In an unprecedented moment of courtroom drama, Prime Minister Benjamin Netanyahu's year-long testimony in his corruption trial concluded Wednesday morning with a searing personal statement that accused prosecutors of orchestrating a decade-long campaign to destroy him and his family. The historic proceedings ended after 98 hearings spanning more than 18 months, marking one of the most dramatic chapters in Israeli legal and political history.
The final session at the Tel Aviv District Court opened with sharp tensions as Netanyahu's lead attorney, Amit Hadad, complained that the defense had been prevented from presenting numerous questions during cross-examination. Presiding Judge Rivka Friedman-Feldman and Judge Moshe Bar-Am firmly rejected the complaint, stating that defense arguments had been thoroughly documented throughout the trial record and that no negative impression had been created.

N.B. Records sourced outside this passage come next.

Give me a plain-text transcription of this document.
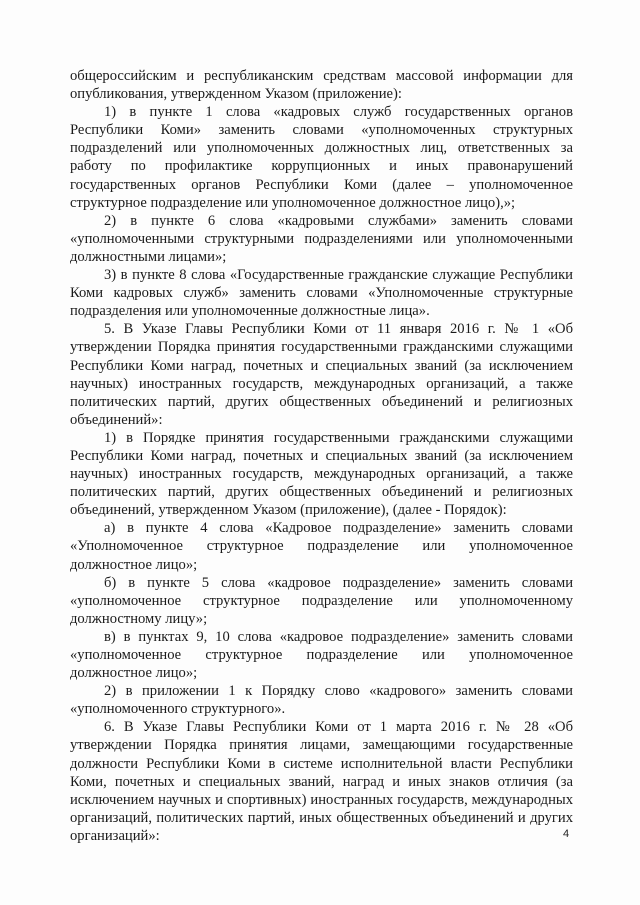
общероссийским и республиканским средствам массовой информации для опубликования, утвержденном Указом (приложение):

1) в пункте 1 слова «кадровых служб государственных органов Республики Коми» заменить словами «уполномоченных структурных подразделений или уполномоченных должностных лиц, ответственных за работу по профилактике коррупционных и иных правонарушений государственных органов Республики Коми (далее – уполномоченное структурное подразделение или уполномоченное должностное лицо),»;

2) в пункте 6 слова «кадровыми службами» заменить словами «уполномоченными структурными подразделениями или уполномоченными должностными лицами»;

3) в пункте 8 слова «Государственные гражданские служащие Республики Коми кадровых служб» заменить словами «Уполномоченные структурные подразделения или уполномоченные должностные лица».

5. В Указе Главы Республики Коми от 11 января 2016 г. № 1 «Об утверждении Порядка принятия государственными гражданскими служащими Республики Коми наград, почетных и специальных званий (за исключением научных) иностранных государств, международных организаций, а также политических партий, других общественных объединений и религиозных объединений»:

1) в Порядке принятия государственными гражданскими служащими Республики Коми наград, почетных и специальных званий (за исключением научных) иностранных государств, международных организаций, а также политических партий, других общественных объединений и религиозных объединений, утвержденном Указом (приложение), (далее - Порядок):

а) в пункте 4 слова «Кадровое подразделение» заменить словами «Уполномоченное структурное подразделение или уполномоченное должностное лицо»;

б) в пункте 5 слова «кадровое подразделение» заменить словами «уполномоченное структурное подразделение или уполномоченному должностному лицу»;

в) в пунктах 9, 10 слова «кадровое подразделение» заменить словами «уполномоченное структурное подразделение или уполномоченное должностное лицо»;

2) в приложении 1 к Порядку слово «кадрового» заменить словами «уполномоченного структурного».

6. В Указе Главы Республики Коми от 1 марта 2016 г. № 28 «Об утверждении Порядка принятия лицами, замещающими государственные должности Республики Коми в системе исполнительной власти Республики Коми, почетных и специальных званий, наград и иных знаков отличия (за исключением научных и спортивных) иностранных государств, международных организаций, политических партий, иных общественных объединений и других организаций»:	4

Hadad responded by drastically curtailing his remaining questions, focusing briefly on Case 4000 (the Bezeq-Walla affair) before formally concluding the cross-examination. Netanyahu seized the opportunity to launch a frontal assault on the prosecution's handling of the case, declaring that prosecutors had attempted to construct a narrative by cherry-picking isolated items from hundreds of interactions. "They shifted from version to version trying to find a construction," Netanyahu stated. "It reaches absurd territory."